To put this in perspective, a study in 2007 found that bottled water on average was more expensive than gas. Right now, if you wanted to, you could get any old bottle, fill it with your own tap water and then flog it at several times the original cost.
The Homeopathy “Remedies” Industry
People who believe in homeopathy like to think that illnesses can be cured by ingredients that cause similar symptoms to the illness (or just whatever’s lying around, really). This ingredient is then diluted with water to the point that no molecule from the original ingredient is in the actual remedy. There more water there is, the more “potent” the remedy. No, none of this is supposed to make sense.
Suffice to say, this is all bullshit, and all they’re left with is harmless water. The skeptic James Randi has proven this on a number of occasions by committing “homeopathic suicide”. To noone’s surprise, Randi is still alive today despite downing entire containers of homeopathic sleeping pills. Yet, due to cheap production costs, this is a million dollar industry.
In one case, a company used a duck liver in one of it’s remedies to cure cold and flu-like symptoms… And they wonder why science laughs at them. The resulting solution was sold over the course of one year to thousands of people for a profit of $20 million. 1 duck + a shitload of water = $20 million. They only used one duck.
The Indian Hair Industry
There are people out there who want your hair, who want to touch it, and who would also say your hair is very, very valuable. Of course, most of those people can’t be trusted with scissors, but for the others who aren’t likely to attach your hair to battered sex dolls, they are onto something. You’re walking around with a goldmine on your head.

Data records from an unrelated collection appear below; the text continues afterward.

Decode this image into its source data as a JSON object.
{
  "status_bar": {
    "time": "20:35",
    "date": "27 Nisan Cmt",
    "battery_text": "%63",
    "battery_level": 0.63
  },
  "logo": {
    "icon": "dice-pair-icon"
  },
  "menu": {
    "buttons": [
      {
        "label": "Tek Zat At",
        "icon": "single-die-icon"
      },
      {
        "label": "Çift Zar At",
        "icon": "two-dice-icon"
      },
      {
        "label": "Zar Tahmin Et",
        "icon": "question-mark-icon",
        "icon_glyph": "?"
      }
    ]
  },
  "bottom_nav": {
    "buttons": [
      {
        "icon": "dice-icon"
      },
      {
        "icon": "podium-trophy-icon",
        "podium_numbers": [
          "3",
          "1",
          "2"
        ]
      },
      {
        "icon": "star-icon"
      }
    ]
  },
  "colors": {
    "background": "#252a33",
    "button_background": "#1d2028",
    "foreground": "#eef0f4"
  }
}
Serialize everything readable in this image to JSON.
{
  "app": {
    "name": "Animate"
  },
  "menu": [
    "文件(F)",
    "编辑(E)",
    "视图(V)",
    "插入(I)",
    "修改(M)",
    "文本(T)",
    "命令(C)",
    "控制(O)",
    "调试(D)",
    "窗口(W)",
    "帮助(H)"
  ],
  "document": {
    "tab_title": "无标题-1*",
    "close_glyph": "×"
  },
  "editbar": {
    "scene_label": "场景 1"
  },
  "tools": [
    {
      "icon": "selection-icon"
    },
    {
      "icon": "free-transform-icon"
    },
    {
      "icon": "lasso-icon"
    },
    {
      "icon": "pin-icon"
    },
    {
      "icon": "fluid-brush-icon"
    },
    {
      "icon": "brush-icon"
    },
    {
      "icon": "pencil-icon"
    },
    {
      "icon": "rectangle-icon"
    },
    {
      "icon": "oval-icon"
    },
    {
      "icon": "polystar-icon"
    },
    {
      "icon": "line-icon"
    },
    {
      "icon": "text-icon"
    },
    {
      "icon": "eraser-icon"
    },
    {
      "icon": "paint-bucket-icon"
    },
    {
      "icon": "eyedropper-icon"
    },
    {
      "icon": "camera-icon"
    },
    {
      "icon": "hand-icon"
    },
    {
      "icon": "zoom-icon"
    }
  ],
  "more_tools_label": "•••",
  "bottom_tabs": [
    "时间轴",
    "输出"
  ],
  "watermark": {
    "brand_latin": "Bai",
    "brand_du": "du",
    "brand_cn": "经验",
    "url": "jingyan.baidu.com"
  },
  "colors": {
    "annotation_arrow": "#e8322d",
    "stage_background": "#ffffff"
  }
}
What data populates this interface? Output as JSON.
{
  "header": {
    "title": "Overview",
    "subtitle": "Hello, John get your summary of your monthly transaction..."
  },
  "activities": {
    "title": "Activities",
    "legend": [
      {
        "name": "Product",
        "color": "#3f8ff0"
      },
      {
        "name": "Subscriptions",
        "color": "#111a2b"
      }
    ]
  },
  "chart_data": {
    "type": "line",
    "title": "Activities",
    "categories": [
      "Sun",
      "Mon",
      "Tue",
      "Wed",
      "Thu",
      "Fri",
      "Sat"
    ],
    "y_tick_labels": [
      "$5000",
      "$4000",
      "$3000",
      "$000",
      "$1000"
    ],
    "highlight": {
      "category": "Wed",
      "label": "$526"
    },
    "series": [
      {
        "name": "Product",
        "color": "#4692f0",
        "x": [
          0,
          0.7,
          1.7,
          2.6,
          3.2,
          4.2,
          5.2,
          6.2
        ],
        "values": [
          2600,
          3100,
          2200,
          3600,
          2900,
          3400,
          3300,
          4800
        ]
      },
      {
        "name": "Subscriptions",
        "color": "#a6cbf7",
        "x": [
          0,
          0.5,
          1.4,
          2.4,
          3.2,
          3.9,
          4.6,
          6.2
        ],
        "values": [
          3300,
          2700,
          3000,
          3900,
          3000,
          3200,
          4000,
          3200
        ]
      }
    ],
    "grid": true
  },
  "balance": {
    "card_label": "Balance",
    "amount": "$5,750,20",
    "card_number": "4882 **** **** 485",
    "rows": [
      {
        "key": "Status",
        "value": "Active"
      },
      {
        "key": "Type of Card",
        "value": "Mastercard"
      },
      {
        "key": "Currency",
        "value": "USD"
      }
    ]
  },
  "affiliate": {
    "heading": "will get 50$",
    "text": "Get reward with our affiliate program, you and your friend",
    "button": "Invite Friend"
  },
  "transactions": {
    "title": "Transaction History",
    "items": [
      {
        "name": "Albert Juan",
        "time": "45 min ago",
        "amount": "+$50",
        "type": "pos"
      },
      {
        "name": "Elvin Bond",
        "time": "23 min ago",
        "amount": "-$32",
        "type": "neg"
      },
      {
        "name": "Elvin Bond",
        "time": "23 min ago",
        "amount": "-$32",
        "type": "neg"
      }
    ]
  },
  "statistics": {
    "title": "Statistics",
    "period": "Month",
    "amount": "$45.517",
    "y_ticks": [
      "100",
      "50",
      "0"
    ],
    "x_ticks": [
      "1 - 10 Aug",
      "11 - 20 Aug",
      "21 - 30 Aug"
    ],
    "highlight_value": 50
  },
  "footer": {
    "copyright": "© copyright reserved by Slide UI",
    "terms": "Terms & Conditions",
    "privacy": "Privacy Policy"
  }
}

Due to celebrities, models, men who like to touch hair, and people who simply feel like changing their hair styles, the demand for real-hair hair extensions and wigs has gone through the roof; the hair industry is booming at the moment. Billion dollar industry booming, that is. But while Americans are too busy trying to put someone else’s hair on top of their heads, Hindus in India are all too eager to get rid of theirs. All over India, Hindus sacrifice their hair at the temples of the God Ganesh (that is, they give their hair away for free). The temple authorities, figuring Ganesh probably didn’t want the hair anyway, proceed to sell it into the booming hair industry. That’s like going to confession, only to have the priest auction your secrets out to the highest bidder.
David Gold, the man who claims to have pioneered the industry currently makes around $150 million per year out of the hair industry. In fact, around 500 grams of “virgin” untreated hair can get you around $1,200. While that takes around 12-15 years to grow, if you’ve been getting your hair from the temples, you’ll make that in no time. And to think that you have been paying the hairdressers to take your hair all these years.